リーチザハイツは“マツパク流”のマの字もいかないところで骨折してしまったように、やはりこの時期の2歳馬はか弱く幼い。中京で激突するはずだったイイデシロ(父ファルブラヴ、母イイデサンドラ)の北出調教師も「鍛えるというにはまだ幼過ぎるし、かわいそうなところもある」と語っていた。
とはいえ、2歳新馬戦のスタートが繰り上げられたのに伴い、牧場の始動時期も早まった。早期デビューを目指す馬たちは次から次へと両トレセンへやってくる。そしてレースを迎えた馬たちは、勝ち上がる馬と敗れる馬に分かれるのだが、この差はどこにあるのか?

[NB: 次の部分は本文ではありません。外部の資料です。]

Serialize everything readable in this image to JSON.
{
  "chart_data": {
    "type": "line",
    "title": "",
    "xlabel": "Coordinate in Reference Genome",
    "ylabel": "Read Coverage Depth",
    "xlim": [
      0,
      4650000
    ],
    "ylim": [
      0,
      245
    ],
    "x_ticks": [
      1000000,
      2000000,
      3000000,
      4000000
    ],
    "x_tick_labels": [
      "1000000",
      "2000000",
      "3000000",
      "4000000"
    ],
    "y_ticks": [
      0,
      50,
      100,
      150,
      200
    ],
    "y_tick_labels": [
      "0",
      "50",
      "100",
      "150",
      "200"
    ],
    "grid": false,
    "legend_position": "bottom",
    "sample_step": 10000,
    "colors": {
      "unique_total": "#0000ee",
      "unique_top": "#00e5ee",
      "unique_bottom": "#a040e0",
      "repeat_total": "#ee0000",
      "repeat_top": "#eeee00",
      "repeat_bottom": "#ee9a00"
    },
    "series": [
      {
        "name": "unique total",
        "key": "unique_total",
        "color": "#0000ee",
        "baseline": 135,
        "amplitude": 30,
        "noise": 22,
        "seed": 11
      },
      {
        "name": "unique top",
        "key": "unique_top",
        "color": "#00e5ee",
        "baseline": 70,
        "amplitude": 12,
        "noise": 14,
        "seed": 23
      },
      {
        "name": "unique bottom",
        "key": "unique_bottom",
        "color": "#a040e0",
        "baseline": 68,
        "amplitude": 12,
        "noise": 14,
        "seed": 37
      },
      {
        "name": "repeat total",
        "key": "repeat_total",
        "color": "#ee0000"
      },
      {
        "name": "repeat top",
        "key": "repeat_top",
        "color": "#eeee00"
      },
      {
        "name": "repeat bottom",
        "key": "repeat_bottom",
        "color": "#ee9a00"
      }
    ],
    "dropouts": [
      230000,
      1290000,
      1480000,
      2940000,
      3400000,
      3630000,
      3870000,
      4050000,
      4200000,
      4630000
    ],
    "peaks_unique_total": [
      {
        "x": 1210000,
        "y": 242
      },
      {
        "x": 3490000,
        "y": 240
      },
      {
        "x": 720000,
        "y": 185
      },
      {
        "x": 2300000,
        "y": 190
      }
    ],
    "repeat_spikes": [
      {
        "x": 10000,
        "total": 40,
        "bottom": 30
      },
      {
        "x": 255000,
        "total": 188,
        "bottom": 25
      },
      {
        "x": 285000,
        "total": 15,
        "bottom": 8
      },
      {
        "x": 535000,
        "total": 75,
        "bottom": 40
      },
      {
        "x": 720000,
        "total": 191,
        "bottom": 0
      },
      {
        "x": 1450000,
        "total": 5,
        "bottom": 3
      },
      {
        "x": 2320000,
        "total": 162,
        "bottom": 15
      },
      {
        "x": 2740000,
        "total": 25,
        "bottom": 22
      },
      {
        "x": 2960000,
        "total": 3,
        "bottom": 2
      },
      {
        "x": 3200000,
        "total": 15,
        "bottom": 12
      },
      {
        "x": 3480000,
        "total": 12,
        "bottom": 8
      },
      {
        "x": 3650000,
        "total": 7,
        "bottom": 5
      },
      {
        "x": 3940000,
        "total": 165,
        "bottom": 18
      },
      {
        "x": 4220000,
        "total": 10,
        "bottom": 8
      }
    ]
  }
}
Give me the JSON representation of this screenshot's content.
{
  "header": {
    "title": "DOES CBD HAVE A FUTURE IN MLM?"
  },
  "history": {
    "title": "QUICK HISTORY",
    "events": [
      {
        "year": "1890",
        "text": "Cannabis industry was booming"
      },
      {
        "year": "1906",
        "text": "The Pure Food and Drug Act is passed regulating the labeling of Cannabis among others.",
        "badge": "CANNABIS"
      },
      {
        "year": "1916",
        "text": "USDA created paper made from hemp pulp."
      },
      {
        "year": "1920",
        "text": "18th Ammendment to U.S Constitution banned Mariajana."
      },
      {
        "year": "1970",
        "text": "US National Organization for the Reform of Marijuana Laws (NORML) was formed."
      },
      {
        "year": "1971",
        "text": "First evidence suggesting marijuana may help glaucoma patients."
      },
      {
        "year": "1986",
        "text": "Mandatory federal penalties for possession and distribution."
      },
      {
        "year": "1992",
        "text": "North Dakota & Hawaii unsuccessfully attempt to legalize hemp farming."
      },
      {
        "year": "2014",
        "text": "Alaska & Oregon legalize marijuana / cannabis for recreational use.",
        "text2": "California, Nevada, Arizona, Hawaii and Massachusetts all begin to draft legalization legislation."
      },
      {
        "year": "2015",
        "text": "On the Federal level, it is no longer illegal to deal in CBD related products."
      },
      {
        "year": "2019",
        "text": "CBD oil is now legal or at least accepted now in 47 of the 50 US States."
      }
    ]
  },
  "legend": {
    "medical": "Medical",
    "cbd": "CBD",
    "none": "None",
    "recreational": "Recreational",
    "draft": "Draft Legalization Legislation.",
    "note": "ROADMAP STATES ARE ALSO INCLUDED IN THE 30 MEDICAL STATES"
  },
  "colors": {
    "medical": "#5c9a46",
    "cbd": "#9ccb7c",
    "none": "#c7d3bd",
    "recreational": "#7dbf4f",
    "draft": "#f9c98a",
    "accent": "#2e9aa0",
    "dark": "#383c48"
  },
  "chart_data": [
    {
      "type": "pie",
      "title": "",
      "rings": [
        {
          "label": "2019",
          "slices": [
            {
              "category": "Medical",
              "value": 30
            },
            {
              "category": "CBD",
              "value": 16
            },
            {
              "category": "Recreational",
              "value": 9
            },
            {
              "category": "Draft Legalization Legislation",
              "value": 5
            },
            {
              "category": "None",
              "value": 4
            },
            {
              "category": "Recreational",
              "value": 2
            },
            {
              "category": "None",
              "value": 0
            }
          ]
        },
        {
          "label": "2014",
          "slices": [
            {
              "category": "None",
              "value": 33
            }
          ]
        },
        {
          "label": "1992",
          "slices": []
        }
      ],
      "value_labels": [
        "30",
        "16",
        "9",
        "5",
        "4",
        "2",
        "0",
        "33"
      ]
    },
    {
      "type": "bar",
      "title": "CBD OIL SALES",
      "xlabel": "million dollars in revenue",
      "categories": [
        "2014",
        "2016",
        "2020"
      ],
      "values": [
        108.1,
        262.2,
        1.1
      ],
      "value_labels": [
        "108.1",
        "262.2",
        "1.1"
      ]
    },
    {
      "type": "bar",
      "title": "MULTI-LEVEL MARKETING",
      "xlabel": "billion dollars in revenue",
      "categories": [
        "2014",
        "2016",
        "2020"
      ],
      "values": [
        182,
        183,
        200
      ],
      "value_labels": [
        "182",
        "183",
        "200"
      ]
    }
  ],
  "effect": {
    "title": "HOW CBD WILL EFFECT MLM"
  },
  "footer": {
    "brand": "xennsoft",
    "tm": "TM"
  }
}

前出の北出調教師の言葉を借りれば、「もうこの時期に出来上がっている馬か、未完成でも高い能力のある馬が勝ち上がる」。イイデシロの場合は「性格が真面目で動きもしっかりしている」なら、出来上がっている馬となろうか。この手のタイプが初戦から結果を出すケースが多いように思える。
一方で多くはないものの、若さ丸出しで勝ってしまう馬もいる。土曜(4日)中京芝1400メートル新馬戦でデビュー予定のファビラスヒーロー(牡=父スウェプトオーヴァーボード、母サトノサクラ・野中)がそれに当てはまることになるかも。
中間の坂路でラスト1ハロン12.3秒の瞬発力を見せるなど、脚さばきの軽さはいかにも2歳戦向きの印象なのだが、「動きはいいんですけど、まだ鳴きながら走っているようなところがあるし、とにかく幼いんですよ」と野中助手。
陣営も悩ましいだろうが、こういうタイプは直前まで見極めが難しい。可能なら当日のパドックでのしぐさや馬場入りの際のアクションまで観察してもらいたい。一頭の馬の成長の証しを目撃するだけでなく、うまくいけば、おいしい馬券にもありつけるかもしれない。